Introduction to Cabbing
Cutting a cabochon (often referred to simply as "cabbing") is one of the most rewarding skills a beginner lapidary artist can learn. A cabochon is a gemstone that has been shaped and polished as opposed to faceted. The resulting stone is typically flat on the bottom with a domed top, making it ideal for wire wrapping or setting in silver jewelry.
If you have stared at a rough rock and wondered how to turn it into a glassy, smooth dome, this guide will walk you through the entire process.
Modern cabbing machines utilize diamond-coated wheels of progressively finer grits.
Step 1: Selecting the Right Stone
Not all rocks make good cabochons. For your first attempt, you want a stone that is dense, lacks obvious cracks (fractures), and is not too soft nor too hard.
Optimal beginner stones include:
- Agates (Crazy Lace, Plume, or Moss Agates)
- Jaspers (Picture Jasper, Mookaite)
- Obsidian (relatively soft but cuts smoothly like glass)
Avoid highly fractured quartz, brittle minerals like fluorite, or toxic minerals like malachite (which requires heavy respiratory protection) for your first few attempts.
Step 2: Sabbing (Cutting the Slab)
Most cabbing begins with a slab—a slice of rock typically cut ¼ inch to ⅜ inch thick using a lapidary slab saw. If you don’t own a slab saw, many lapidary clubs and rock shops sell pre-cut slabs.
Once you have a slab, examine it closely. Wet it with water to see how the colors and patterns will appear once polished.
Step 3: Drawing the Template
Using an aluminum stylus or a specialized brass marker (standard pencils wash off in water), trace a shape onto your slab using a plastic template. Common beginner shapes are ovals (e.g., 30x40mm) and teardrops.

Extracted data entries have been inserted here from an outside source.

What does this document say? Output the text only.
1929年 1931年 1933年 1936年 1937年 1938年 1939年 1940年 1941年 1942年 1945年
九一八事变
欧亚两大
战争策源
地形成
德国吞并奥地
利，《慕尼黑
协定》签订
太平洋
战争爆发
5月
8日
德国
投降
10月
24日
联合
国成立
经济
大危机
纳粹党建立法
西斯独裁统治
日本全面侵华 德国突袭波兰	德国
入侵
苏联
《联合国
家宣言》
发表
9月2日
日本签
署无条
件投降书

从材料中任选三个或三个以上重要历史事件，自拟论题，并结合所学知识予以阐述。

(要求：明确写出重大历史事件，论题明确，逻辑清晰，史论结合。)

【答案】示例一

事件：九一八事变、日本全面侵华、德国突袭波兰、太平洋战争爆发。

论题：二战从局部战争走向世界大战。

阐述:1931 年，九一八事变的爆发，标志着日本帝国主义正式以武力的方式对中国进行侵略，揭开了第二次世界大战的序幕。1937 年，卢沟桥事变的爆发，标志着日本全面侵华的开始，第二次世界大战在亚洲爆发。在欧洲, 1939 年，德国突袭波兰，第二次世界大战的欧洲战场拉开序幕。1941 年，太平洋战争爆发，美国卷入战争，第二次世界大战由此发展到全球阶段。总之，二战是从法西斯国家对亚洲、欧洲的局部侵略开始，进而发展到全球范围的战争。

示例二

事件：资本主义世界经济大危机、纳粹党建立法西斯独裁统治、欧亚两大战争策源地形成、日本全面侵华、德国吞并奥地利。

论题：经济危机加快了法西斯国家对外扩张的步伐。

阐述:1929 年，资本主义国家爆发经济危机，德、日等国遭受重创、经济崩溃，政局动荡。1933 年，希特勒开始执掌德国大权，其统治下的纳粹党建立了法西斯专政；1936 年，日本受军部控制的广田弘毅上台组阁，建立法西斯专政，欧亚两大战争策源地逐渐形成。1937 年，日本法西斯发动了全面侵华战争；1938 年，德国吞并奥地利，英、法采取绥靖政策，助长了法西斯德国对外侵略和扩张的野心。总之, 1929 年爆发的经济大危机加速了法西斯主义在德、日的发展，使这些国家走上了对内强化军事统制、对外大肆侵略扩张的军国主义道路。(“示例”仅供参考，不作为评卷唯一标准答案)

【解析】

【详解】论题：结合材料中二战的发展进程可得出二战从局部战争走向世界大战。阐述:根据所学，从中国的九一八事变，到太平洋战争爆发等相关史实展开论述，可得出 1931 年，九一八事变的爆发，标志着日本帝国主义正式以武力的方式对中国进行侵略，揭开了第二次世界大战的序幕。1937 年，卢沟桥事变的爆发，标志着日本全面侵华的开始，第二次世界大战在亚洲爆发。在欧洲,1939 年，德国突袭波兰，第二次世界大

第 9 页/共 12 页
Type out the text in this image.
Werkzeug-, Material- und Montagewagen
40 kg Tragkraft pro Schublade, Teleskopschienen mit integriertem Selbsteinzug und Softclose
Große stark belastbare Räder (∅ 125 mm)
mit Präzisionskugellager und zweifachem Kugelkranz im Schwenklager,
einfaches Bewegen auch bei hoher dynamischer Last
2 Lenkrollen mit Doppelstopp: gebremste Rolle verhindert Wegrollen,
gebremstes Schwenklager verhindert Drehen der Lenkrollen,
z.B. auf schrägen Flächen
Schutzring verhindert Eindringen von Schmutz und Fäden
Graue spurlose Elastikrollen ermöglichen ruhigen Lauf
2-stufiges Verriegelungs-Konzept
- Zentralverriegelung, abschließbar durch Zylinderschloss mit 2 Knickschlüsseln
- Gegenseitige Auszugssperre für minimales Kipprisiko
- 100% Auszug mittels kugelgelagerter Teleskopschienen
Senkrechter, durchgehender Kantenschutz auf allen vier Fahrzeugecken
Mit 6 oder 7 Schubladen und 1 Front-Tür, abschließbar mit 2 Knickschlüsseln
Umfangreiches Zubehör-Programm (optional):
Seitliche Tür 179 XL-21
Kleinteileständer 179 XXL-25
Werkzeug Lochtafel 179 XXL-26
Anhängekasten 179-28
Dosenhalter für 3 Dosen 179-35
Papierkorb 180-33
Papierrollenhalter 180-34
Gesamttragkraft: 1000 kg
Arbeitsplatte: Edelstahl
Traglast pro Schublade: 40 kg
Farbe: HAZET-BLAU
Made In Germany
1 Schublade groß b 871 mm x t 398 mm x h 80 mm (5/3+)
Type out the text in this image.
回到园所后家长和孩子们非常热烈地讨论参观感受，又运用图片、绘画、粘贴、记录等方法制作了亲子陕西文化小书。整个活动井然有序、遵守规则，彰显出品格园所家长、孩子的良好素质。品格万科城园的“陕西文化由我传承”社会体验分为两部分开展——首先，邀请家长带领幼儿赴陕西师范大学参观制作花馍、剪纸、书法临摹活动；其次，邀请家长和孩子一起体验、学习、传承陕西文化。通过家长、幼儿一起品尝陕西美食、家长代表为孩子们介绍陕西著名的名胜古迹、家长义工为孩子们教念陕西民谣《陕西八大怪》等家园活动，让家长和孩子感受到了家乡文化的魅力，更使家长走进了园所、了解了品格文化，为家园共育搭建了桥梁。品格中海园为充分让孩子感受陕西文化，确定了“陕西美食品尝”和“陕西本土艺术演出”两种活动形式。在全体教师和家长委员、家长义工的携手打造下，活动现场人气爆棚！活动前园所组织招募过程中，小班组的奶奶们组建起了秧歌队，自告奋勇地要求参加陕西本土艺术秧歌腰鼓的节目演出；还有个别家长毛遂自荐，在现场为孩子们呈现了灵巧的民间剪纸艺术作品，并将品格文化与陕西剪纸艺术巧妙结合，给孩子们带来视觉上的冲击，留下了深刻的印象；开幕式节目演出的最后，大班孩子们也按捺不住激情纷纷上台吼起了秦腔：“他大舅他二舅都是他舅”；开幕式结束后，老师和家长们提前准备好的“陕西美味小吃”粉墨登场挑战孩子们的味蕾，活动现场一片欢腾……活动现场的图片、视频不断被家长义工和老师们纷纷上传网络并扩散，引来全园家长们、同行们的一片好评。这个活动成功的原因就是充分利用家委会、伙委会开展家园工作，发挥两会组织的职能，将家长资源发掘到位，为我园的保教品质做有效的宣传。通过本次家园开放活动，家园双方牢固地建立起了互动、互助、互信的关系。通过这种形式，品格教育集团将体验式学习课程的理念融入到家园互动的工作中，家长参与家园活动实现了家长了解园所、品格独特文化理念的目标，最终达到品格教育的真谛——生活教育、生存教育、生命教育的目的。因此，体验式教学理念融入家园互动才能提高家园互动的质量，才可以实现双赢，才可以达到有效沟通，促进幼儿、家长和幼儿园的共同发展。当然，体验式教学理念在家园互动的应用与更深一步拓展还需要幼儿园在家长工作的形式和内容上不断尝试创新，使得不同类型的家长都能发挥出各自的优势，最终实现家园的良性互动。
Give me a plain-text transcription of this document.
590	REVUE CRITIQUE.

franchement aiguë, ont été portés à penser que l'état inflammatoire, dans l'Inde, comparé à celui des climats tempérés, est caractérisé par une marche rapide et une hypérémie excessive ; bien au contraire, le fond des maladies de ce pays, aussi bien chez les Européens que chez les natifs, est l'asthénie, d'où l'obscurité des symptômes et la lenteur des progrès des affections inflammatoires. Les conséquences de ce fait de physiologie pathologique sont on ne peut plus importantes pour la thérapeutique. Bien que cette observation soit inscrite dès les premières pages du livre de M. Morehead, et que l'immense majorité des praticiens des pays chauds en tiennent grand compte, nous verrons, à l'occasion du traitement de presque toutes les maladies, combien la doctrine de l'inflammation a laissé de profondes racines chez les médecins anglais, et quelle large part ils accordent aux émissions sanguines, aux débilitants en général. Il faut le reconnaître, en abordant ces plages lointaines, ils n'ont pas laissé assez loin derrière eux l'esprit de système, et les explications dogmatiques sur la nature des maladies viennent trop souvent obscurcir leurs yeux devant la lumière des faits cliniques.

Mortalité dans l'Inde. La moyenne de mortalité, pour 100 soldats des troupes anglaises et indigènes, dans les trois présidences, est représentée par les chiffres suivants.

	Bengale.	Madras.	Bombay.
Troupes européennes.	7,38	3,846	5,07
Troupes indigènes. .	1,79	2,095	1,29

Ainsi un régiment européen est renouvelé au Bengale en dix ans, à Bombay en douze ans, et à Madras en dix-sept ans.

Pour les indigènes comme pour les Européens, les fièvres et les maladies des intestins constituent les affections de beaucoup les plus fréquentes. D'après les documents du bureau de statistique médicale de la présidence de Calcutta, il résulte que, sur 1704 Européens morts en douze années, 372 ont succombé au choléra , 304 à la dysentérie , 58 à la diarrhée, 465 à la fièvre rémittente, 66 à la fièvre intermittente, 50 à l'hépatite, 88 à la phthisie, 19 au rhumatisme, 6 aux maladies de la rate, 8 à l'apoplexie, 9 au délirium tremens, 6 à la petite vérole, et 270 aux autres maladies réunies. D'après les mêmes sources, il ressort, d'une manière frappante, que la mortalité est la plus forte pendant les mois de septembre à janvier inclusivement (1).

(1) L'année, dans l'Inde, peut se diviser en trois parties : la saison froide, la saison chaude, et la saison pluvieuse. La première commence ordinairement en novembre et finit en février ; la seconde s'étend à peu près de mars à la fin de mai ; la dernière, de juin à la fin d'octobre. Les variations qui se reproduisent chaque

Move the template around the wet slab to frame the most interesting pattern (this practice is called "windowing").
Step 4: Trimming the Preform
You don't want to grind away massive chunks of rock on your shaping wheels—it ruins the wheels quickly. Use a trim saw to cut off the excess material around your traced outline. Leave about 1mm to 2mm of space outside your line.
Step 5: Dopping the Stone
Trying to hold a small, wet, slippery stone against a fast-spinning wheel is dangerous and exhausting. Instead, we use a dop stick.
- Heat dop wax over a spirit lamp or wax melter.
- Heat your stone slightly (wax won't stick to a cold stone).
- Apply a glob of melted green or brown dop wax to the end of a wooden dowel.
- Press it firmly onto the flat back of your preform stone.
- Let it cool completely.
Step 6: Rough Grinding (The 80 and 220 Wheels)
Put on your safety glasses and an apron! Lapidary is a wet and messy hobby.
Turn on the water supply to your cabbing machine. The 80-grit hard diamond wheel is for aggressive stock removal. Grind to your traced outline, ensuring the edges are perfectly vertical.
Next, move to the 220-grit hard wheel. Here, you will establish the bezel (the vertical edge around the bottom where the jewelry setting sits, typically 2mm high) and begin rolling the stone left and right to form the dome.
Constantly move the stone. Pressing it in one static spot for too long will create flat spots that are difficult to fix later.
Step 7: Smoothing and Sanding (280 to 1200 Wheels)
Now you transition to the soft, resin-bonded diamond wheels. These wheels give slightly, wrapping around the curve of your cabochon to smooth out scratches.
- 280-grit soft wheel: Removes all deep scratches from the hard wheels. Spend the most time here ensuring your dome is perfectly smooth.
- 600-grit soft wheel: A matte finish begins to appear.
- 1200-grit soft wheel: The stone will start reflecting light.
Dry the stone with a paper towel completely after the 600 wheel. Look at it under a desk lamp. If you see deep scratches, you must return to the 280-grit wheel. You cannot polish out deep scratches!
Step 8: The Final Polish
Depending on your material, you will finish on different media:
- Diamond Paste on Leather/Canvas: Excellent for rubies, sapphires, and harder materials.
- Cerium Oxide on Felt: The gold standard for polishing quartz, agates, jaspers, and obsidians.
Create a slurry of water and cerium oxide. Press the cabochon firmly into the spinning felt pad. The friction creates heat, which chemically and physically creates a micro-melt layer on the stone surface, resulting in a mirror-like gleam.
Be careful with heat! Keep the stone moving. Excessive localized heat on the polishing pad can cause heat-fractures inside the gemstone.
Conclusion
Remove the stone from the dop stick by placing it in the freezer for ten minutes—the wax will become brittle and pop right off. Clean any remaining wax with rubbing alcohol.
Congratulations! You have transformed rough earth into a gleaming jewel. Cabbing takes patience, a feel for angles, and quite a bit of practice. Keep your first cabochon forever; it is the benchmark by which you will measure all your future lapidary masterpieces!